Одежда старухи поражает прохожего. На ней ярко-желтый домашний халат, словно разорванный вышитыми темно-красными цветами. Так сидит она на каменном пороге, чаще всего с ножом в руке, и режет на мелкие кусочки корки хлеба. Слева от нее стоит ведро. Иногда проходящий мимо варшавянин бросает в него черствый ломоть или засохшую булку, тогда старуха кивает, словно выражая благодарность. Она кивает и тогда, когда кто-нибудь протягивает ей несколько злотых; старуха не попрошайничает, однако любое подаяние принимает со спокойной уверенностью человека, ничего не требующего для себя.

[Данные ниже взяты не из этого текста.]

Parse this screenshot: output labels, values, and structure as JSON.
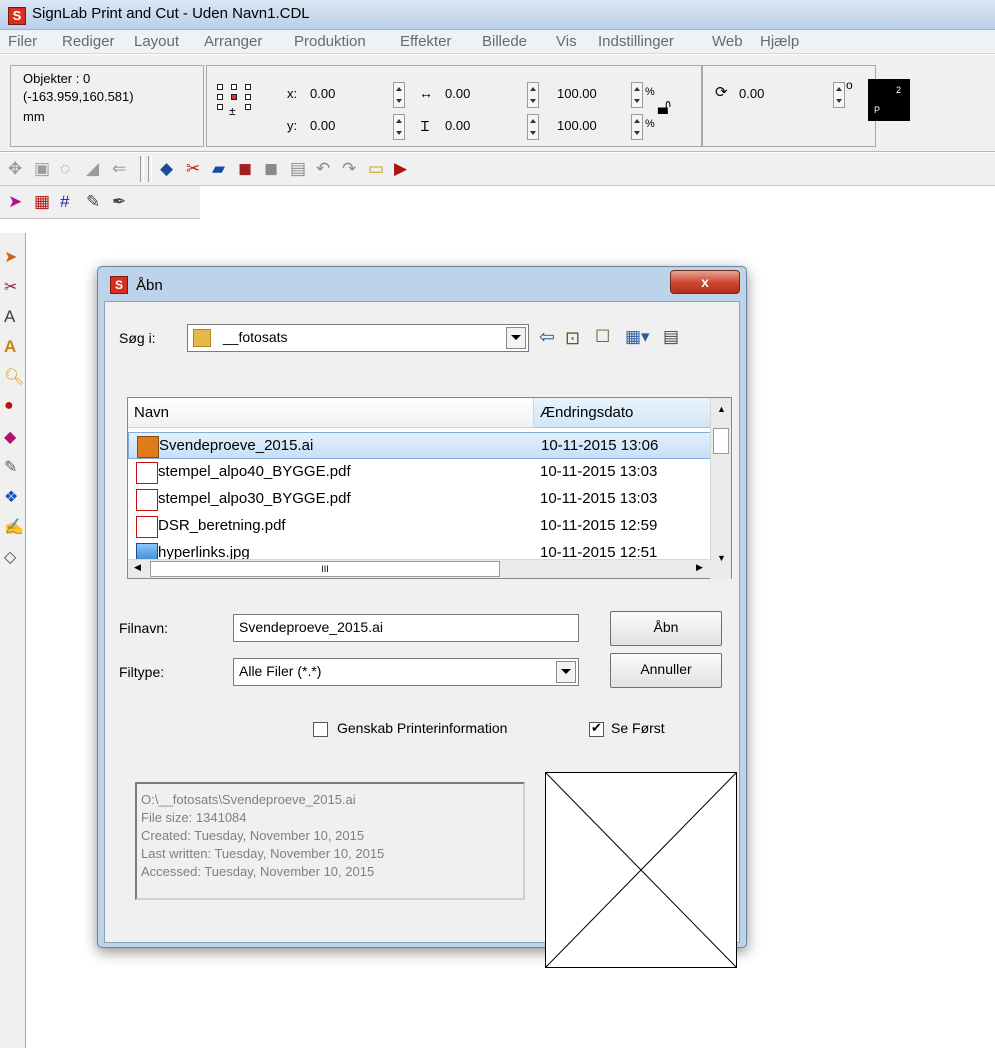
{
  "window": {
    "title": "SignLab Print and Cut - Uden Navn1.CDL"
  },
  "menu": [
    "Filer",
    "Rediger",
    "Layout",
    "Arranger",
    "Produktion",
    "Effekter",
    "Billede",
    "Vis",
    "Indstillinger",
    "Web",
    "Hjælp"
  ],
  "props": {
    "objects_label": "Objekter : 0",
    "coords": "(-163.959,160.581)",
    "unit": "mm",
    "x_label": "x:",
    "x_value": "0.00",
    "y_label": "y:",
    "y_value": "0.00",
    "w_value": "0.00",
    "h_value": "0.00",
    "scale_x": "100.00",
    "scale_y": "100.00",
    "pct": "%",
    "rotation": "0.00",
    "degree": "o",
    "page_top": "2",
    "page_bottom": "P"
  },
  "dialog": {
    "title": "Åbn",
    "close": "x",
    "lookin_label": "Søg i:",
    "lookin_value": "__fotosats",
    "columns": {
      "name": "Navn",
      "date": "Ændringsdato"
    },
    "files": [
      {
        "name": "Svendeproeve_2015.ai",
        "date": "10-11-2015 13:06",
        "type": "ai",
        "selected": true
      },
      {
        "name": "stempel_alpo40_BYGGE.pdf",
        "date": "10-11-2015 13:03",
        "type": "pdf"
      },
      {
        "name": "stempel_alpo30_BYGGE.pdf",
        "date": "10-11-2015 13:03",
        "type": "pdf"
      },
      {
        "name": "DSR_beretning.pdf",
        "date": "10-11-2015 12:59",
        "type": "pdf"
      },
      {
        "name": "hyperlinks.jpg",
        "date": "10-11-2015 12:51",
        "type": "jpg"
      }
    ],
    "hscroll_grip": "III",
    "filename_label": "Filnavn:",
    "filename_value": "Svendeproeve_2015.ai",
    "filetype_label": "Filtype:",
    "filetype_value": "Alle Filer (*.*)",
    "open_button": "Åbn",
    "cancel_button": "Annuller",
    "restore_printer": {
      "label": "Genskab Printerinformation",
      "checked": false
    },
    "preview_first": {
      "label": "Se Først",
      "checked": true
    },
    "info": [
      "O:\\__fotosats\\Svendeproeve_2015.ai",
      "File size: 1341084",
      "Created: Tuesday, November 10, 2015",
      "Last written: Tuesday, November 10, 2015",
      "Accessed: Tuesday, November 10, 2015"
    ]
  }
}
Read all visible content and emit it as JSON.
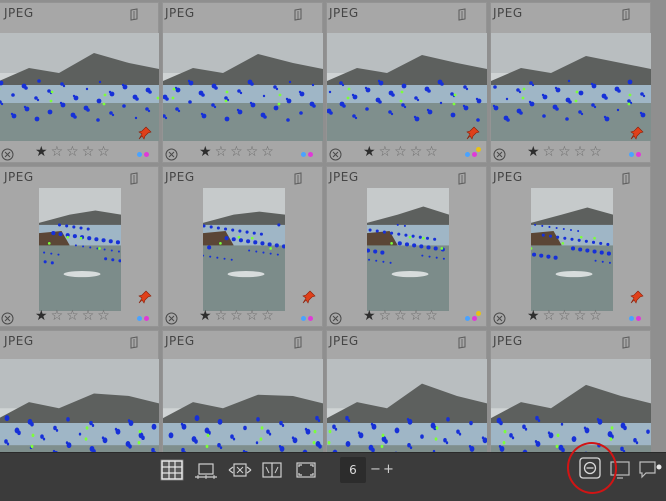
{
  "thumbnails": [
    {
      "format": "JPEG",
      "rating": 1,
      "pinned": true,
      "label_colors": [
        "#4aa3ff",
        "#e03ad8"
      ],
      "extra_dot": false
    },
    {
      "format": "JPEG",
      "rating": 1,
      "pinned": false,
      "label_colors": [
        "#4aa3ff",
        "#e03ad8"
      ],
      "extra_dot": false
    },
    {
      "format": "JPEG",
      "rating": 1,
      "pinned": true,
      "label_colors": [
        "#4aa3ff",
        "#e03ad8"
      ],
      "extra_dot": true
    },
    {
      "format": "JPEG",
      "rating": 1,
      "pinned": true,
      "label_colors": [
        "#4aa3ff",
        "#e03ad8"
      ],
      "extra_dot": false
    },
    {
      "format": "JPEG",
      "rating": 1,
      "pinned": true,
      "label_colors": [
        "#4aa3ff",
        "#e03ad8"
      ],
      "extra_dot": false
    },
    {
      "format": "JPEG",
      "rating": 1,
      "pinned": true,
      "label_colors": [
        "#4aa3ff",
        "#e03ad8"
      ],
      "extra_dot": false
    },
    {
      "format": "JPEG",
      "rating": 1,
      "pinned": false,
      "label_colors": [
        "#4aa3ff",
        "#e03ad8"
      ],
      "extra_dot": true
    },
    {
      "format": "JPEG",
      "rating": 1,
      "pinned": true,
      "label_colors": [
        "#4aa3ff",
        "#e03ad8"
      ],
      "extra_dot": false
    },
    {
      "format": "JPEG",
      "rating": 0,
      "pinned": false,
      "label_colors": [],
      "extra_dot": false
    },
    {
      "format": "JPEG",
      "rating": 0,
      "pinned": false,
      "label_colors": [],
      "extra_dot": false
    },
    {
      "format": "JPEG",
      "rating": 0,
      "pinned": false,
      "label_colors": [],
      "extra_dot": false
    },
    {
      "format": "JPEG",
      "rating": 0,
      "pinned": false,
      "label_colors": [],
      "extra_dot": false
    }
  ],
  "toolbar": {
    "zoom_value": "6",
    "zoom_minus": "−",
    "zoom_plus": "+",
    "buttons": [
      {
        "icon": "filemanager-layout-icon",
        "active": true
      },
      {
        "icon": "filmstrip-layout-icon",
        "active": false
      },
      {
        "icon": "zoomable-layout-icon",
        "active": false
      },
      {
        "icon": "culling-layout-icon",
        "active": false
      },
      {
        "icon": "preview-layout-icon",
        "active": false
      }
    ],
    "right_icons": [
      "overlays-icon",
      "display-icon",
      "comments-icon"
    ]
  },
  "colors": {
    "accent_annotation": "#d11414",
    "pin": "#e0401a",
    "toolbar_bg": "#3b3b3b",
    "grid_bg": "#8f8f8f"
  }
}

Старуха в пестром халате, изо дня в день сидящая на пороге, стала для варшавян привычным явлением. Посторонний же человек удивленно останавливается и норовит заглянуть поверх ее седой макушки в глубь парадного и примыкающих помещений.
Тут глазам предстает необычное зрелище: полупустая квартира, лишь несколько старых этажерок, ящиков и степных полок; квартира без единого жильца, однако обитаемая сотнями голубей: сизыми, серыми, белыми. Они щеголевато выступают по полу, сидят, лениво нахохлясь, на ящиках и полках или охорашиваются, расправляя клювами блестящие перышки.
Все это увидел Керстен. Он увидел, как на пороге вокруг старухи суетились голуби, садились ей на плечи, руки, клевали хлебные крошки, которые она им протягивала так спокойно и естественно, как мать, кормящая своих детей. Он остановился.
Старуха напоминала обломок мрачного прошлого, одну из тех развалин в образе человека, которые после окончания войны встречались на обочинах дорог, в освобожденных лагерях, всюду, и в этой стране и во всех странах Европы. Керстен хорошо знал, что такое человеческая развалина. Он прошел, не склонив головы, через страдания в гестаповских застенках, затем пережил семь лет заключения, из которых последние три года — в аду Освенцима.
В 1945 году он, шатаясь, вышел на свободу, тоже развалиной, оставшейся от некогда сильного, здорового мужчины, и только неслыханная тяжесть задач, стоявших перед ним, совершила чудо — постепенно к нему полностью вернулись силы.
На пороге сидела старуха, хоть и живая, но угасшая и опустошенная. «Как это странно, — подумал Керстен. — В центре этого города, где жизнь течет мощным потоком, подобно Висле, осталось такое безутешное напоминание о трагедии прошлого. Старуха не вяжется с этой улицей, это уже анахронизм».
Он не был в Польше со времени своего заключения в Освенциме. То, что произошло с Варшавой, с городом, за девять лет возрожденным из щебня, руин и безотрадных полей мятлика, было поистине чудом.